I had just been reading about spiritual disciplines and the ancient practice called “Examen of Conscience.” As I journeyed out the driveway rolling my trash bin I was struck with some amazing parallels.
Every week, without fail, we clear out the wastebaskets, kitchen garbage, and other unnecessary things around the house dumping them with abandon, ready for our faithful garbage collectors. But I wonder, am I as faithful to regularly examen my life, clearing out the clutter, the garbage, and the trash?
Psalm 139:23-24 is perhaps the most familiar passage articulating the soul's invitation to God to guide the self-examination process: "Examine me, and probe my thoughts! Test me and know my concerns! See if there is any idolatrous tendency in me, and lead me in the reliable ancient path!" I would do well to breath this prayer more often that once a week. Keeping short accounts with God in this way clears out the clutter of my soul and opens my heart to hear His still small voice.
Examen of consciousness not only reflects on what needs to be tossed, but also what deserves to be celebrated. Ruth Haley Barton in her book, Sacred Rhythms, puts it this way, “The examen of consciousness involves taking a few moments at the end of each day to go back over the events of the day and invite God to show us where he was present with us and how we responded to his presence. We might ask ourselves, How was God present with me today? What promptings did I notice? How did I respond or not respond?
When we first begin practicing this discipline, we may not be conscious of God's presence at all during the moments of the day, but our examen helps us to become conscious of evidence we might not otherwise have noticed. As we reflect prayerfully on the day, we may realize that someone was particularly kind or compassionate toward us and that God was loving us through that person.
Or perhaps there was a moment when we narrowly escaped harm or injury, and as we look back, we see more clearly that God was there protecting us. We may also notice something as seemingly inconsequential as the choice to hold our tongue rather than say something critical or gossipy, or a moment when we were able to be loving and selfless in a situation where usually we would have been self-serving or mean. And we know that the ability to do so came from God at work in our life.”

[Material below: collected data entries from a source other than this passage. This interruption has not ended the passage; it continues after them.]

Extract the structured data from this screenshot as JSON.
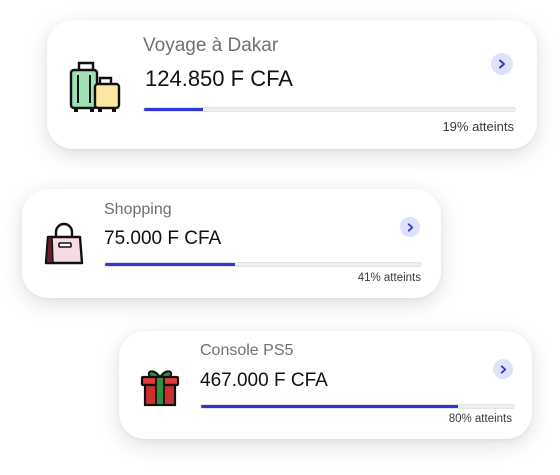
{
  "goals": [
    {
      "title": "Voyage à Dakar",
      "amount": "124.850 F CFA",
      "progress_label": "19% atteints",
      "progress": 0.16,
      "icon": "luggage-icon"
    },
    {
      "title": "Shopping",
      "amount": "75.000 F CFA",
      "progress_label": "41% atteints",
      "progress": 0.41,
      "icon": "shopping-bag-icon"
    },
    {
      "title": "Console PS5",
      "amount": "467.000 F CFA",
      "progress_label": "80% atteints",
      "progress": 0.82,
      "icon": "gift-icon"
    }
  ],
  "colors": {
    "progress_fill": "#2e38d8",
    "progress_track": "#eceef2",
    "chevron_bg": "#dfe2fb",
    "chevron_fg": "#2e38d8"
  }
}
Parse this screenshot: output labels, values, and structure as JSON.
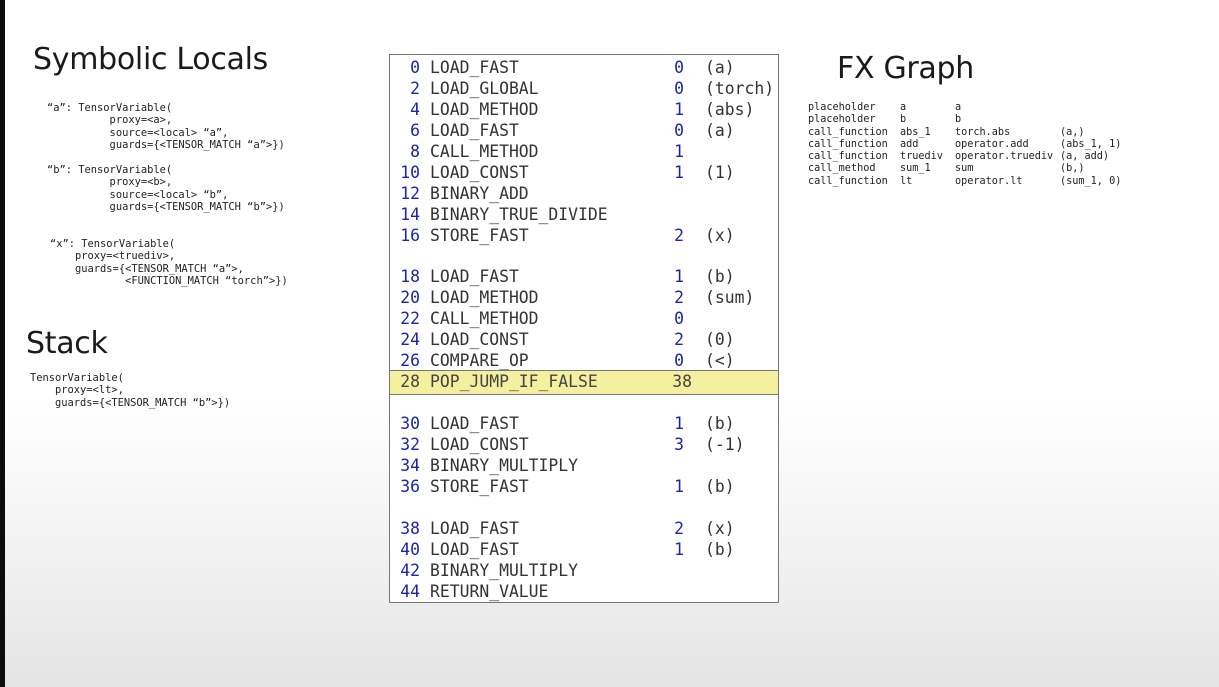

The amazing grace of Jesus allows us to clear out the trash of bitterness, discontent, anger, impatience. Forgiveness is His daily provision and our need. Clearing out the trash, celebrating the treasures, this discipline would serve us well as another school year begins. A clean heart and new school clothes go together well. Cultivating God’s daily presence becomes as ingrained a habit as the Monday ritual of taking out the trash.